「自動運転の本能とまやかしの自由意思」について
自分の「気持ち」と「思い」が心にある時、それらは必ず食い違っているのです。食い違いがなければさっさと実行して、もう終わっているはずなのです。
「気持ち」… 大脳が思考のふりして出す衝動
「思い」… 古い脳から経験的に自動で出てきた衝動
「思い」は本能的で自動で湧いて来ます。言わば「思い」というのは衝動的な自動運転の本能のことです。そして、実は「気持ち」も自動運転、正確には ”ほぼ” 自動運転であり、これは大脳の思考さえも考えたふりをした衝動だということです。私たちが思っている ”考えて行為している” 感覚「思考して→行為する」は脳のまやかしの自由意思で、実際は、ちょっと思考してあとは「自動運転」、またちょっと思考してすぐ「自動運転」、というように思考―自動―思考―自動―思考…をくりかえしているのです(≒思考)。それでも古い脳の全自動より自発的な思考と言えなくもないのですが、脳は極力エネルギーを使いたがらない省エネ器官なので、基本的には、既存の記憶を用いて自動運転をしており、最終的に行為となるその直前のものは「自動的な衝動」なのです。
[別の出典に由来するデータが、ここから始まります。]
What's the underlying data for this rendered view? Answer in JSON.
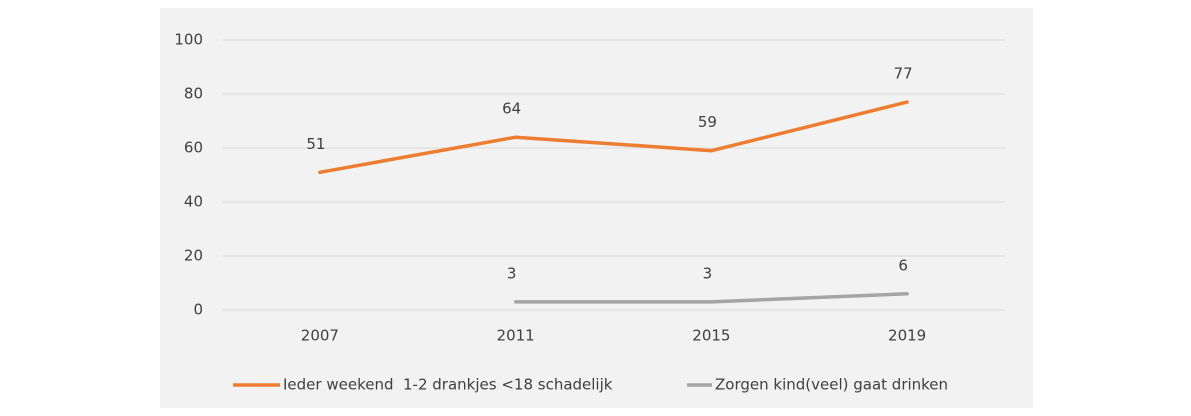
{
  "chart_data": {
    "type": "line",
    "categories": [
      "2007",
      "2011",
      "2015",
      "2019"
    ],
    "series": [
      {
        "name": "Ieder weekend  1-2 drankjes <18 schadelijk",
        "color": "#ed7d31",
        "values": [
          51,
          64,
          59,
          77
        ]
      },
      {
        "name": "Zorgen kind(veel) gaat drinken",
        "color": "#a5a5a5",
        "values": [
          null,
          3,
          3,
          6
        ]
      }
    ],
    "ylim": [
      0,
      100
    ],
    "yticks": [
      0,
      20,
      40,
      60,
      80,
      100
    ],
    "grid": true,
    "legend": "bottom"
  }
}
これを仏教ではサンカーラ=”行”と言います。
というわけで、「気持ち」(≒思考) も「思い」(衝動) も自動で出てきてしまうもので、意識のおおもととしての自分自身は、≒思考や衝動にほぼ関われないのです。まして、それらが食い違うと、想像するまでもなく以下のように苦しみとなるのです。
「会いたいのに、会えない」
「会いたくないのに、会わなきゃなんない」
「欲しいのに、手にできない」
「食べたいのに、食べられない」
「…のに、…ない」
ゆえに人間の脳は、食い違うのが普通、~なのに~できない「のに・ない脳」なのです。
方便→”のに・ない脳”のせい
「~なのに、~ない」という結果になる ”のに・ない脳” をわたしは方便として使います。
「脳は ”のに・ない脳” なんだから、食い違って苦しいのが普通」
と考えるだけで、いくらか苦は軽くなる。だって、脳の構造がそうなんだからしかたがない。苦しいのは「脳の癖」だ――というのを方便とするのです。
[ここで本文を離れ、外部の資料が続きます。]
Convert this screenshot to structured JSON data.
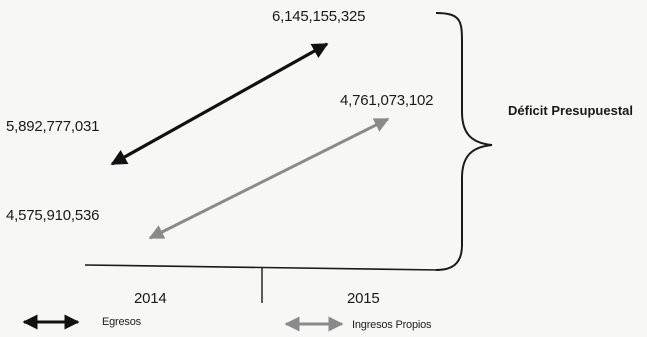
{
  "values": {
    "egresos_2014": "5,892,777,031",
    "egresos_2015": "6,145,155,325",
    "ingresos_2014": "4,575,910,536",
    "ingresos_2015": "4,761,073,102"
  },
  "years": [
    "2014",
    "2015"
  ],
  "bracket_label": "Déficit Presupuestal",
  "legend": {
    "egresos": "Egresos",
    "ingresos": "Ingresos Propios"
  },
  "colors": {
    "egresos": "#111111",
    "ingresos": "#8a8a8a",
    "axis": "#1a1a1a"
  }
}
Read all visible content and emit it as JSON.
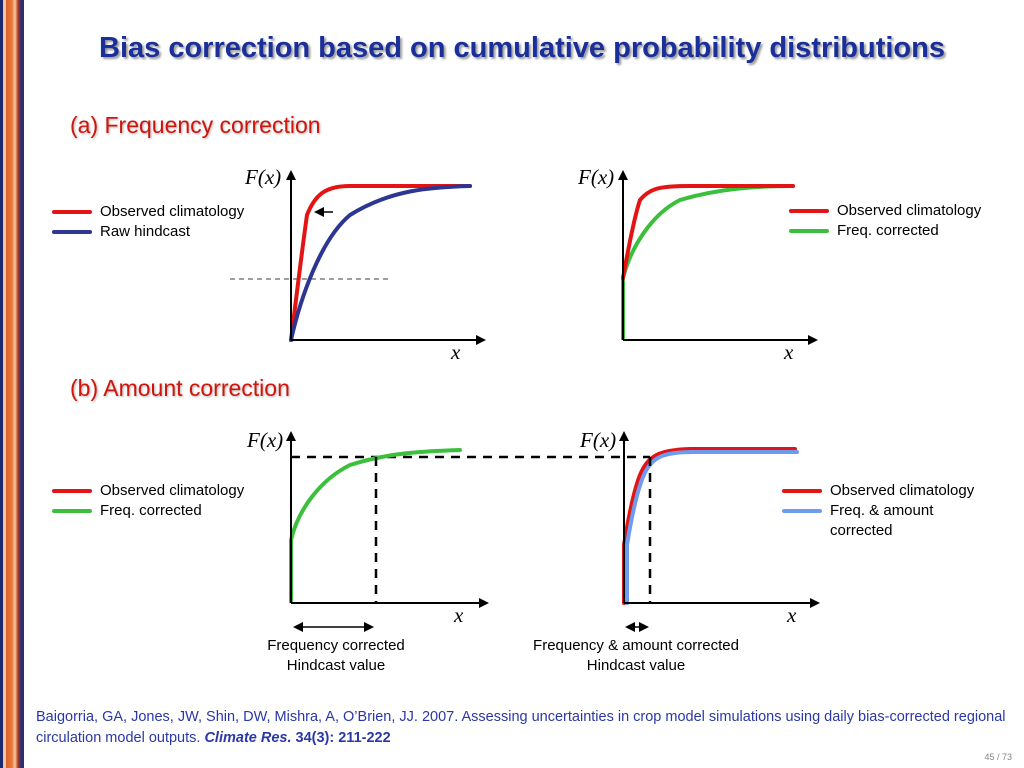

※根本的解決にはブッダの教え四諦八正道をコツコツと…。
・ブッダの教えで根本解決
「四諦を知り八正道を日々実践すれば、ゆっくり古い脳の『思い(衝動)』は”正しく”なる。それが完成するまでの期間は、大脳側では智慧(知識)で『気持ち』を”正す”べし。『思い』が正しくなり、かつ『気持ち』も正しければ食い違いはなくなり、苦は発生しなくなります。これが涅槃。」
・副次的な教え:暫時解決
「ただし、2つの正しさが完成するまではどうしても食い違うゆえ、この時期の苦は諸々の『方便』を使って対処すべし。」
・緊急時の教え:”今ここ”で回避
「”今ここ”の体感によって、ふたつの自動脳から”気付く”ことで一瞬一瞬を奪うヴィパッサナー瞑想により気付きの連続の”ずっと今ここ”で脳を埋め尽くす。」気付きを止めると苦は再燃するが、本当に苦しい緊急時に避難的に使用。